In any event, I smiled when the young cashier started to ring-up the man’s order and I promised myself to never stop at this particular shop again.

However, I realized right away though that I had jumped the gun. The cashier’s electronic cash register was malfunctioning and he had to perform basic subtraction to figure out how much he owed the guy. Nothing major, simple “see Spot run” arithmetic, but it seemed to be confounding him.

Finally, I snapped to the two of them: “You owe him $2.67.” The cashier and customer both looked at me with a mixture of awe — like I had solved an ancient math equation — and horror like I was the rudest person on the face of the Earth.

My comment was rude and I really did feel bad, but it got me thinking the rest of the day on the basic skills that many people fail to learn in high school. (I live with a teacher, these are the things you talk about on daily basis mixed in with how horrible the Governor and Legislature is for cutting education funding.)

Some of my suggestions are big, some are small. Everyone learns to read and write and perform sixth grade math, but these skills are important too to creating a healthy, cultured society.

Here’s my list of skills everyone should learn for themselves before they graduate:

–Creating a budget, saving for a rainy day, and balancing a check book.

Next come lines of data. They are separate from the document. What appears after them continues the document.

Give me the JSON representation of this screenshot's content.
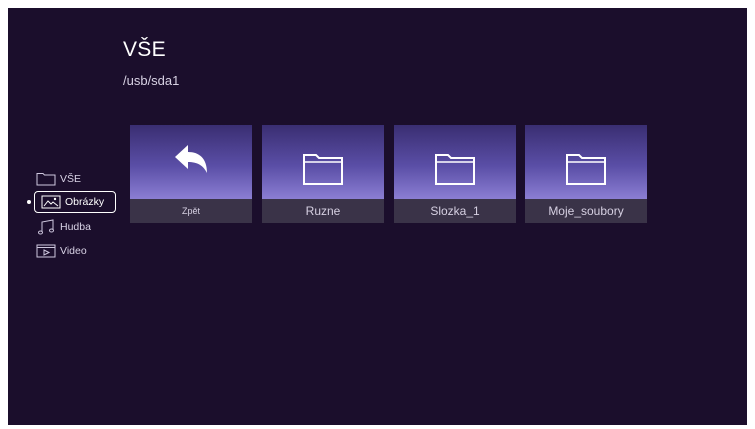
{
  "header": {
    "title": "VŠE",
    "path": "/usb/sda1"
  },
  "sidebar": {
    "items": [
      {
        "label": "VŠE",
        "icon": "folder-icon",
        "active": false
      },
      {
        "label": "Obrázky",
        "icon": "picture-icon",
        "active": true
      },
      {
        "label": "Hudba",
        "icon": "music-note-icon",
        "active": false
      },
      {
        "label": "Video",
        "icon": "video-play-icon",
        "active": false
      }
    ]
  },
  "tiles": [
    {
      "label": "Zpět",
      "icon": "back-arrow-icon"
    },
    {
      "label": "Ruzne",
      "icon": "folder-icon"
    },
    {
      "label": "Slozka_1",
      "icon": "folder-icon"
    },
    {
      "label": "Moje_soubory",
      "icon": "folder-icon"
    }
  ],
  "colors": {
    "background": "#1b0e2c",
    "tile_gradient_top": "#3a2e72",
    "tile_gradient_bottom": "#8b7ed3",
    "label_bar": "#3a3348"
  }
}
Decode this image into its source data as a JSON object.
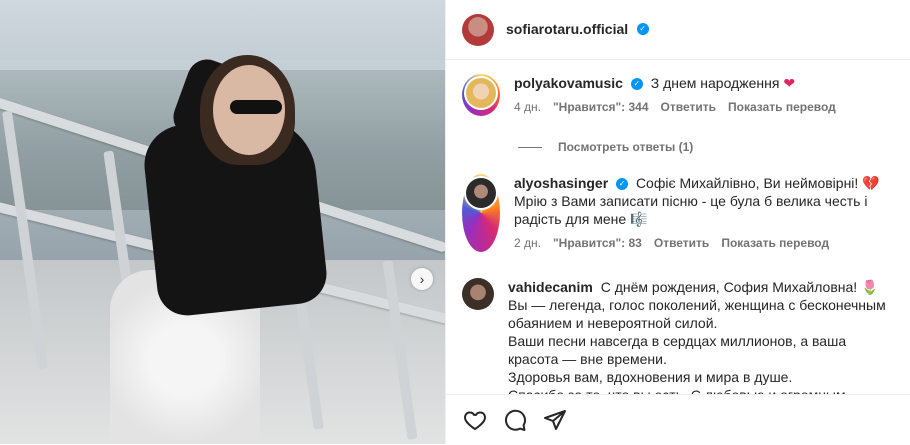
{
  "post": {
    "author": {
      "username": "sofiarotaru.official",
      "verified": true
    }
  },
  "comments": [
    {
      "username": "polyakovamusic",
      "verified": true,
      "text": "З днем народження",
      "emoji": "❤",
      "time": "4 дн.",
      "likes": "\"Нравится\": 344",
      "reply_label": "Ответить",
      "translate_label": "Показать перевод"
    },
    {
      "username": "alyoshasinger",
      "verified": true,
      "text": "Софіє Михайлівно, Ви неймовірні! 💔 Мрію з Вами записати пісню - це була б велика честь і радість для мене 🎼",
      "time": "2 дн.",
      "likes": "\"Нравится\": 83",
      "reply_label": "Ответить",
      "translate_label": "Показать перевод"
    },
    {
      "username": "vahidecanim",
      "verified": false,
      "text_lines": [
        "С днём рождения, София Михайловна! 🌷",
        "Вы — легенда, голос поколений, женщина с бесконечным обаянием и невероятной силой.",
        "Ваши песни навсегда в сердцах миллионов, а ваша красота — вне времени.",
        "Здоровья вам, вдохновения и мира в душе.",
        "Спасибо за то, что вы есть. С любовью и огромным"
      ]
    }
  ],
  "view_replies_label": "Посмотреть ответы (1)",
  "icons": {
    "like": "heart-icon",
    "comment": "comment-icon",
    "share": "send-icon",
    "next": "chevron-right-icon"
  },
  "colors": {
    "verified": "#0095f6",
    "muted": "#737373",
    "text": "#262626"
  }
}
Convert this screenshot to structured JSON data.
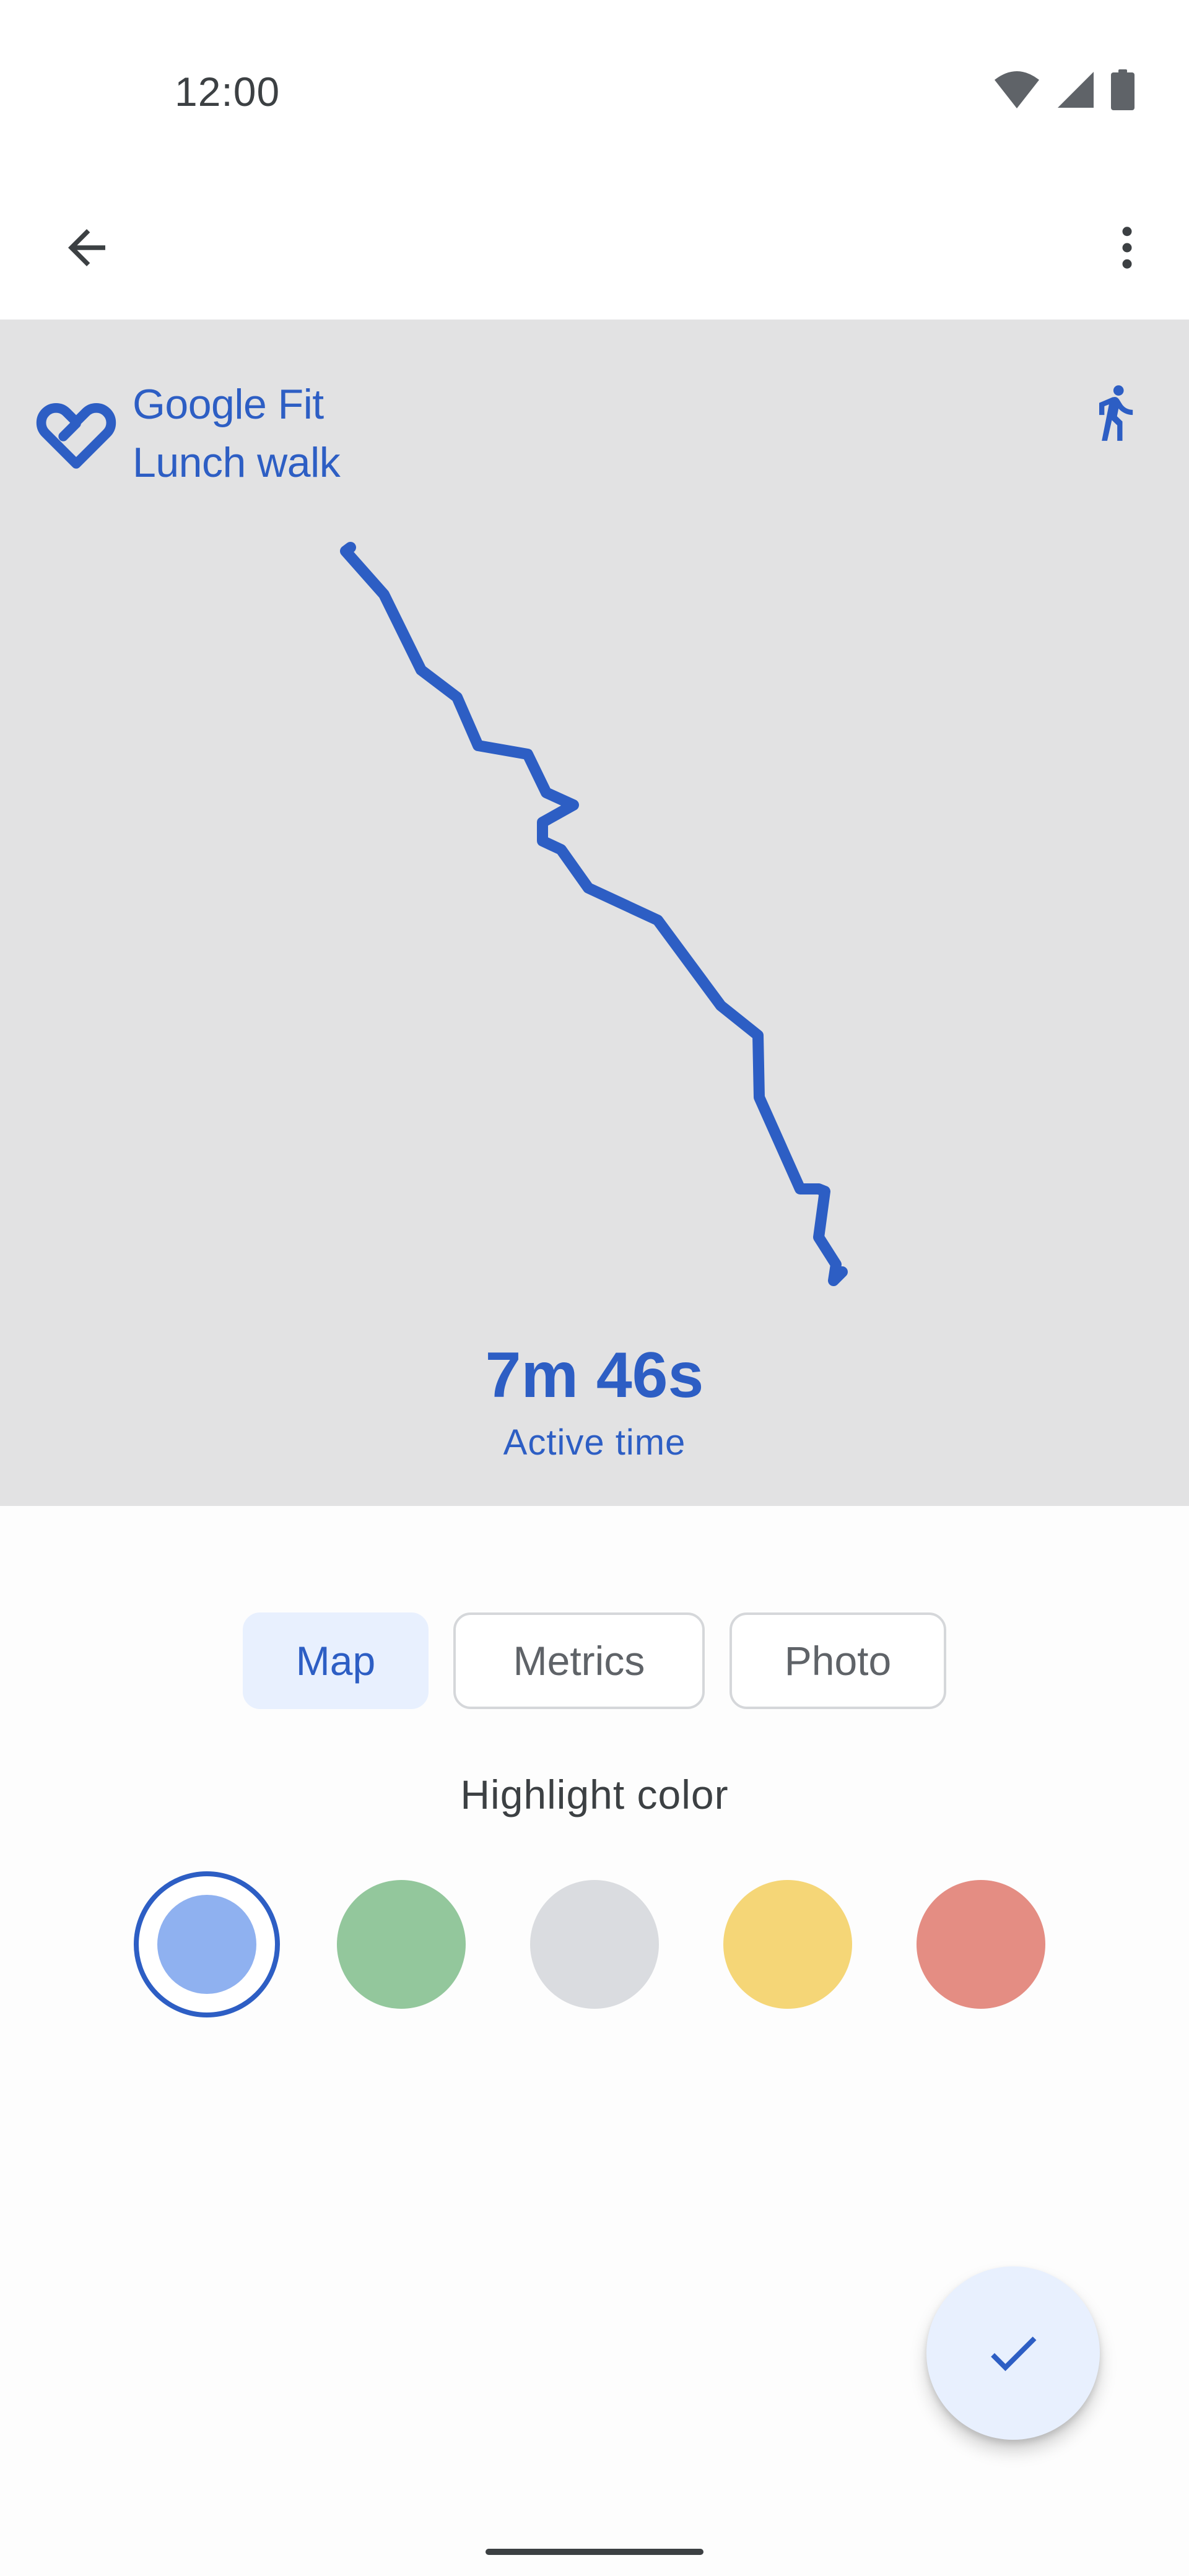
{
  "status_bar": {
    "time": "12:00",
    "icons": [
      "wifi-icon",
      "cell-signal-icon",
      "battery-icon"
    ]
  },
  "app_bar": {
    "icons": [
      "arrow-back-icon",
      "more-vert-icon"
    ]
  },
  "preview": {
    "brand_name": "Google Fit",
    "activity_name": "Lunch walk",
    "activity_icon": "walking-icon",
    "metric_value": "7m 46s",
    "metric_label": "Active time",
    "accent_color": "#2d5ec4",
    "background_color": "#e2e2e3"
  },
  "tabs": [
    {
      "label": "Map",
      "active": true
    },
    {
      "label": "Metrics",
      "active": false
    },
    {
      "label": "Photo",
      "active": false
    }
  ],
  "highlight": {
    "title": "Highlight color",
    "colors": [
      {
        "name": "blue",
        "hex": "#8fb1f0",
        "selected": true
      },
      {
        "name": "green",
        "hex": "#93c79c",
        "selected": false
      },
      {
        "name": "gray",
        "hex": "#dadce0",
        "selected": false
      },
      {
        "name": "yellow",
        "hex": "#f5d677",
        "selected": false
      },
      {
        "name": "red",
        "hex": "#e48d83",
        "selected": false
      }
    ]
  },
  "fab": {
    "icon": "check-icon"
  }
}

–Knowing the difference between a w-2, adjusted gross income, and the 1040 versus the 1040ez and, most important, how to file your own taxes.

–Knowing how to write an informative and persuasive resume and ask for a raise.

–Living below your means.

–Delving through flashy, so-called important statistics to get the real meaning behind a problem or issue.

–Listening. Understanding how to really listen to another person.

–Treating others with respect.

–Having a thumbnail understanding of the world’s religions. Most people have some understanding about Christianity, but few have ever taken the time to learn about the rest of the world’s religions and how they touch and interact with each other.

–Using basic time management skills.

–How to have a healthy, two-way conversation with another person.

–How to tip. I went out for lunch several months ago with a friend of mine, who will go nameless, but she knows who she is, and we spent more time figuring out how to break up the check and leave the appropriate tip, than we actually spent talking. (Yes, we were both communications majors.)

–Using good manners. Manners used to be common sense. Everyone knew them, everyone shared them. Unfortunately manners are not quite so common anymore. The original Ms. Manners would be rolling over in her grave.

–Using basic self defense because we don’t live in such a nice place anymore.

–Understanding that “no means no.” This one is probably more for the guys, but it’s a message that seems simple enough, but doesn’t seem to be getting through or understood on college campuses across the country.

–Understanding how to eat nutritiously (and not the pre-packaged, low-fat junk Madison Avenue says is supposedly healthy.)


–How to play an instrument. If I have one regret from my own high school experience, it’s that I never learned to play an instrument, piano, trumpet, anything. I know it would have helped immensely when I went to learn another language years later.

–How to worry less, relax more and destress in a healthy, productive way after a stress-filled day. (Yea, I’m still working on this one.)